Wed get on a train and ride into town
To see a Disney film
And the queue seemed half a mile long
All the animals spoke in an American accent
From the king of the swingers to the wolf
As it blew the house down
Thats why I sing in an American accent
When I only want to be myself
Thats why my words are tainted with a Hollywood burr
When Im only just a boy
From a town ten miles away from Glasgow.
I live in a suburb of Dallas. Been here all my life. My Texan Twang is alive and well. My family is all in East Texas. Go there and the Texas Twang is very alive!
Southern has many sub accents and they can be interchangeable. DeForest (Bones) Kelley was from Georgia but sounded as Texan as any native—he got to play in a lot of Westerns because of it (in one Star Trek episode, where some alien spores removed every ones inhibitions, he let his Georgia drawl fly).
My thoughts too. There's quite a difference in some Texan accents.
I was born in El Paso in 1941, though I've lived in CA for the past 50 years, more than a few people still ask me about my 'southern' drawl.
Texan speech gets slower in ranching country and tends to sound more twangy depending on where in Texas you go. The folks in Lubbock talk slower than those in Abiliene, but Abiliene folks aren't near as hard to understand as some I ran into in Corpus Christi!
Funny thing - in Dallas there's a lot of ex-Californians, who always tag me as a local - though I've never been.
Yep, the further away from the big cities, the thicker it gets!
I am the same way.
I tend to pick up the local color and accent.
It depends on the area of the state. There is a distinct difference in accent between people in West Texas and people in East Texas. The West Texas accent is most like the stereotypical Texas drawl. The East Texas accent is more Southern.
I have been told that there is a distinct South Texas accent, but I am not fluent enough in Spanish to tell the difference between South Texas and Mexican.
Its much more than a twang, its a way of expressing yourself that is hard to imitate. The twang you can imitate, the rest of it is bred in the bones.
The twang comes from Tennessee like Texas’ founding fathers. It’s a mountaineer accent.
I’m from East Tennessee...Worked with a guy from outside Dallas....He sounded just like us East Tennesseans....
You hit that nail square, Mamzelle...*L*
Austin and Dallas have a higher percentage of those with accents.
It will never go away.
Anything Fort Worth and west, and south excluding Austin has and will always have a country drawl, and believe me they only exaggerate it when making fun of themselves.

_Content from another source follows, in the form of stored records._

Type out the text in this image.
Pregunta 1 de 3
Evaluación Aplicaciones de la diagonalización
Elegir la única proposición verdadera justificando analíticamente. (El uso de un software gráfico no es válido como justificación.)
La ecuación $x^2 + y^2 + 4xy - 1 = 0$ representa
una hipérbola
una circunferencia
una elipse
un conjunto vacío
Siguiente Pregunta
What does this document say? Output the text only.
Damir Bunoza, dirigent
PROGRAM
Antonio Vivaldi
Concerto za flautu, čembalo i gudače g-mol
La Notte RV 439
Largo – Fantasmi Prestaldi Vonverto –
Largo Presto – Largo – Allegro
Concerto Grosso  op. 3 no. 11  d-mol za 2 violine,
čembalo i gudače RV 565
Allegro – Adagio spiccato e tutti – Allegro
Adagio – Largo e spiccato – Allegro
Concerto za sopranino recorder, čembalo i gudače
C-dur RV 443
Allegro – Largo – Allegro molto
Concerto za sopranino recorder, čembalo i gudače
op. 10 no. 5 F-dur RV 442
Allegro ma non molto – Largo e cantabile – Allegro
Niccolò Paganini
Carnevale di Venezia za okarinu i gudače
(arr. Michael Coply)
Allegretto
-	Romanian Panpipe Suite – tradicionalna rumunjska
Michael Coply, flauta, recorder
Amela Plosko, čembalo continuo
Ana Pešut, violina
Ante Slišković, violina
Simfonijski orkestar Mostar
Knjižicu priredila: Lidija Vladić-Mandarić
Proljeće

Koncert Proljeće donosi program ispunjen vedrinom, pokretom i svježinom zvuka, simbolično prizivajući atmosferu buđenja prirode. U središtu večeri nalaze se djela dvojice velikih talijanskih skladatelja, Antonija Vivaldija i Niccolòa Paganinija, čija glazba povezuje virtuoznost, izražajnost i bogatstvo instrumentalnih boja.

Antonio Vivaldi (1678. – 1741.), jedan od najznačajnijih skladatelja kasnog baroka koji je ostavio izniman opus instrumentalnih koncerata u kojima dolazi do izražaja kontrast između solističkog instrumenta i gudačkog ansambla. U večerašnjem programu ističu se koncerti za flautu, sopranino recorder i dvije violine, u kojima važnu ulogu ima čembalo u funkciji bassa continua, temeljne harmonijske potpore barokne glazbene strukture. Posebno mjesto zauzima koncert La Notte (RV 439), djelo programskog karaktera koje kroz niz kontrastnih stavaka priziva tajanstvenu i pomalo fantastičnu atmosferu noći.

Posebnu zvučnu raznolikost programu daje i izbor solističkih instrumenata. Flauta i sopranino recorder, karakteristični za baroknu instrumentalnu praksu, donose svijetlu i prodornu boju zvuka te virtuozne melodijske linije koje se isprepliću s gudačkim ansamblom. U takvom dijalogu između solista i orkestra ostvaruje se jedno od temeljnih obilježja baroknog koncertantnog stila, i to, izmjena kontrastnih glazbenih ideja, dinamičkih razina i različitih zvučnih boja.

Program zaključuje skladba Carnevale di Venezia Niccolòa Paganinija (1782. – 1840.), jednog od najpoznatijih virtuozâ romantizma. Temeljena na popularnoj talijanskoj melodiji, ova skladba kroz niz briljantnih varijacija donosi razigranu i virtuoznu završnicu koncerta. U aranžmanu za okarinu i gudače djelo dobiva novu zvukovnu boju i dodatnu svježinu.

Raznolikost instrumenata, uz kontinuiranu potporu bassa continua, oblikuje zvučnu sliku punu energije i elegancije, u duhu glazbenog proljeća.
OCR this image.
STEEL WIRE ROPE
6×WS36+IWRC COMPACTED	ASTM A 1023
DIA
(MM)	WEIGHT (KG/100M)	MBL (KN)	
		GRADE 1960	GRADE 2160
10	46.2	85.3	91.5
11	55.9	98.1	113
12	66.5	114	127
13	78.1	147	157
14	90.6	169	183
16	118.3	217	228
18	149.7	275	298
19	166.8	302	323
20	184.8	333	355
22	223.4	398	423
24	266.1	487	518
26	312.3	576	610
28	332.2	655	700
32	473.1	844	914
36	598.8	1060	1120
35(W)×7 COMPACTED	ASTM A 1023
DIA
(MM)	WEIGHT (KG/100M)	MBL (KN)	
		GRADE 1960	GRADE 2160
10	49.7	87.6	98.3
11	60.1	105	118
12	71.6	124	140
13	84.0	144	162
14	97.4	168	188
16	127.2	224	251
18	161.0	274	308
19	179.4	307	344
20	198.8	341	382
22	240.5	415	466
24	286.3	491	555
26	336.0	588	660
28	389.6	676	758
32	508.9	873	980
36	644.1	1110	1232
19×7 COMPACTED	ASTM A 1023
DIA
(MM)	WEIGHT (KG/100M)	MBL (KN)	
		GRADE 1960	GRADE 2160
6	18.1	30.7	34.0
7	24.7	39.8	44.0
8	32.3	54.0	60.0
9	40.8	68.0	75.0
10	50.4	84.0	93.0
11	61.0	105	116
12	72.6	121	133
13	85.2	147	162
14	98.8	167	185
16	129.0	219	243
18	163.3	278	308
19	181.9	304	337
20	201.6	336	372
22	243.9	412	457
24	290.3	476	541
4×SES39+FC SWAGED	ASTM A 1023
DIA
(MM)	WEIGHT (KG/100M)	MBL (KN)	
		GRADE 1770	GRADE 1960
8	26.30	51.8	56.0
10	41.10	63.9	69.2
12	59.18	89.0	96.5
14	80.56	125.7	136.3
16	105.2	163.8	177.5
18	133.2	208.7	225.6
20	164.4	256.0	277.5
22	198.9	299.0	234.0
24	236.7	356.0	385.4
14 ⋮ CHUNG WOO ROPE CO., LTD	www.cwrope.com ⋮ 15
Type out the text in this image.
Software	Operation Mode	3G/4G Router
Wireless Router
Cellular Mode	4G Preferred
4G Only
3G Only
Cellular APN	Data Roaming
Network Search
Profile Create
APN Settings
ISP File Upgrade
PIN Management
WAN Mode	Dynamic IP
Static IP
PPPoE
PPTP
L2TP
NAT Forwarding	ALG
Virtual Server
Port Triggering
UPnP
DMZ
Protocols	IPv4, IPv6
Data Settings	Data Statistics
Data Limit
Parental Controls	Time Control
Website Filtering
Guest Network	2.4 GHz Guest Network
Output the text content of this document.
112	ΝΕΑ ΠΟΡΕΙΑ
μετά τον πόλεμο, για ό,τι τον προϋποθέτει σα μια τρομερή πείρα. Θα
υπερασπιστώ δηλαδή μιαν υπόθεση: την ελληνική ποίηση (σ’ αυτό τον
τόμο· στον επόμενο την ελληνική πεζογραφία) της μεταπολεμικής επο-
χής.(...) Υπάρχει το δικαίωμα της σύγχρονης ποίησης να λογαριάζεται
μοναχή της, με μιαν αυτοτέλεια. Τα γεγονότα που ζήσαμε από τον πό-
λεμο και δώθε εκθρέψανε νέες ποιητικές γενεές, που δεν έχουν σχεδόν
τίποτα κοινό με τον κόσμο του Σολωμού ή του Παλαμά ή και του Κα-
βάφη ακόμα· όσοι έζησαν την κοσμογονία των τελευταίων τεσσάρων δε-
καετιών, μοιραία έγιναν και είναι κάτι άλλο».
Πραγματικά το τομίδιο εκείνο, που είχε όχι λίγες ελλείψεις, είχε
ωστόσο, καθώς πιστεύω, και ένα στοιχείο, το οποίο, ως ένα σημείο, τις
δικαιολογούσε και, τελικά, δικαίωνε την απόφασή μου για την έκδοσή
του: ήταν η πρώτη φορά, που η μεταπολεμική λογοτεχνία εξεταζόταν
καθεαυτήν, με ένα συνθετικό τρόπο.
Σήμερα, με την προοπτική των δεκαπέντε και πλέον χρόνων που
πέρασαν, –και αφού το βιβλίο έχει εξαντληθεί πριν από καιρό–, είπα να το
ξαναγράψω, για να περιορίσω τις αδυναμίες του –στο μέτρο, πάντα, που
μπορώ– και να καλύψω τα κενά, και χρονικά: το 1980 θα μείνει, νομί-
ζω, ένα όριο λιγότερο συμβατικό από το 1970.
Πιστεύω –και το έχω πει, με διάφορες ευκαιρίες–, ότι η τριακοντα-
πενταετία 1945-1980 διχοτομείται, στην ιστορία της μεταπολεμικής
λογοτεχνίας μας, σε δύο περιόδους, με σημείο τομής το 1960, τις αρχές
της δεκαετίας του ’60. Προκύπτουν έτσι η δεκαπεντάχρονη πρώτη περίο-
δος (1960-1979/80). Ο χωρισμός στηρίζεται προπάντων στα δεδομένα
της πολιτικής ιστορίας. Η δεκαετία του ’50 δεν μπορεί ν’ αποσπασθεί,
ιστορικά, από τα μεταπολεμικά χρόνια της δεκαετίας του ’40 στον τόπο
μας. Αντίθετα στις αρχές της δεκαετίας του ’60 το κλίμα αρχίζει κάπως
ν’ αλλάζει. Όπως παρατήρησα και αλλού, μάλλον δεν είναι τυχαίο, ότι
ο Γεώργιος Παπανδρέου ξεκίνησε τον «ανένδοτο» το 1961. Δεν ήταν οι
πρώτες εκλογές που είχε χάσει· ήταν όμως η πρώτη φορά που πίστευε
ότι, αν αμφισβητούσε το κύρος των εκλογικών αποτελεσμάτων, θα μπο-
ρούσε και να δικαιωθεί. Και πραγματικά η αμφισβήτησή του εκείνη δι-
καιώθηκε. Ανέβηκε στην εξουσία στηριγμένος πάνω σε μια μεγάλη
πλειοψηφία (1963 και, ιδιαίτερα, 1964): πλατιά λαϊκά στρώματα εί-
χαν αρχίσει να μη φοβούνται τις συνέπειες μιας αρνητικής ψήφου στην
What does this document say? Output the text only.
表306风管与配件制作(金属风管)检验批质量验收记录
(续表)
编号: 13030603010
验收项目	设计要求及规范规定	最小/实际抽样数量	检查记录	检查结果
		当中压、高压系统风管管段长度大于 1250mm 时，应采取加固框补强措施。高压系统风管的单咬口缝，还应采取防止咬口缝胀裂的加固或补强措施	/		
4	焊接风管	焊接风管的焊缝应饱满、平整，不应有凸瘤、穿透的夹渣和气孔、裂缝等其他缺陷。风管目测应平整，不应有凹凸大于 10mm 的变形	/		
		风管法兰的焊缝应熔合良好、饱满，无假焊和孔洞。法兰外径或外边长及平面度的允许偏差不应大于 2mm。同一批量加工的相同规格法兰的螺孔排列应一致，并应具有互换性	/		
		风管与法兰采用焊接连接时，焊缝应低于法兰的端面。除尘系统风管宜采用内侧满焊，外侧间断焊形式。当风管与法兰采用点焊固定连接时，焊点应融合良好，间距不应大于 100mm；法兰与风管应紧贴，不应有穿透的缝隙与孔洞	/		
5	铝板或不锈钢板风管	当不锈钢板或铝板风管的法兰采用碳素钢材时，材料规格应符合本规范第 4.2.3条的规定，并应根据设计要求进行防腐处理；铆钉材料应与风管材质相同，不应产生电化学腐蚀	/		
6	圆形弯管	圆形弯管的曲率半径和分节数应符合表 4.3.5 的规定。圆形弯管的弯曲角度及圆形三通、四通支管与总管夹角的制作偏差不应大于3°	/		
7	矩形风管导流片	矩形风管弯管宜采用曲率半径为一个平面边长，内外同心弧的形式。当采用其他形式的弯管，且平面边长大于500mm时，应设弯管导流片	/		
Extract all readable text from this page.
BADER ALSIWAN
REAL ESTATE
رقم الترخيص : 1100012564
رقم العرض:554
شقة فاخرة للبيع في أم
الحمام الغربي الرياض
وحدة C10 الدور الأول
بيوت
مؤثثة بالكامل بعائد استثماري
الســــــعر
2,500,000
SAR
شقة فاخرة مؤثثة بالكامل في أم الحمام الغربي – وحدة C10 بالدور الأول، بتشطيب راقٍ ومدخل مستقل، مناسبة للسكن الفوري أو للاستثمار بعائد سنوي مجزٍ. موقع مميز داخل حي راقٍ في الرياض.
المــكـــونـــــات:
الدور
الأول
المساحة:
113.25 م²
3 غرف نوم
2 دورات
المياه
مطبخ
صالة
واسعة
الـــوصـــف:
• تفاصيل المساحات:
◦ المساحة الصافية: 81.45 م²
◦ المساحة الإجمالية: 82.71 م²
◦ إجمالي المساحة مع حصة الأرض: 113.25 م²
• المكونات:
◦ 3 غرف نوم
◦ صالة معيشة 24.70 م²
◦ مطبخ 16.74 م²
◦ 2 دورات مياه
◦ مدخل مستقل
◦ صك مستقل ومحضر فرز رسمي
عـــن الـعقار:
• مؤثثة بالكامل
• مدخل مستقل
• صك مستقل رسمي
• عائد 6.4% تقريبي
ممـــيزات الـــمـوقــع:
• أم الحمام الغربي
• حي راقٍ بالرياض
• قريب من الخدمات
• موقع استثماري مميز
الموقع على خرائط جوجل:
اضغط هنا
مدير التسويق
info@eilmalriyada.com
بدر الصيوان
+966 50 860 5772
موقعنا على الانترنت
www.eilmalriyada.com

Anyone else who does is trying to act Texan.
Thankee, much obliged.
Used to really tick me off when GW insisted that Texas wasn't really part of the south, but was southwestern. I guess that confederate flag carved into a wall of the Capitol didn't catch his eye when he was gov.
He was just a Yankee snob when all was said and done.
I am originally from the Hill Country, but I lived in Houston for several years and still have many relatives in the Hill Country and East Texas. When I moved to this part of the state, I immediately noticed the difference in the local accent. “Texas Drawl” depends greatly on where you are.
I live in South Texas, and among the whites, I notice no drawls or distinctive Texas way of pronouncing words.
I’ve lived near Dallas and same thing.
One of the things we noticed when we moved to Texas is how they pronounce vowels. Farm sounds like form, and vice versa. Oil sounds like all.
I have the neutral accent that TV has forced on us all.
If I visit my relatives in Louisianna then I will have a thick drawl for about 5 or 6 weeks, before it goes away again.
TV and movies have destroyed our regional accents.
We are all the same now.
I grew up in Dallas, but have lived in California since the mid-80s. Some people notice my accent still.
My accent will come right back after going to Texas. It’s always strong when I’ve been drinking.
I still always say “I’m fixin to “ do things and drop my end g’s.
I think East Texas is more southern than west Texas drawl.
This is the other thing that I noticed about a difference between Texas and California.
When my kids were little in California and doing homophones, they were told that the following were not homophones:
In Texas, they are homophones. You say pin and pen the same way.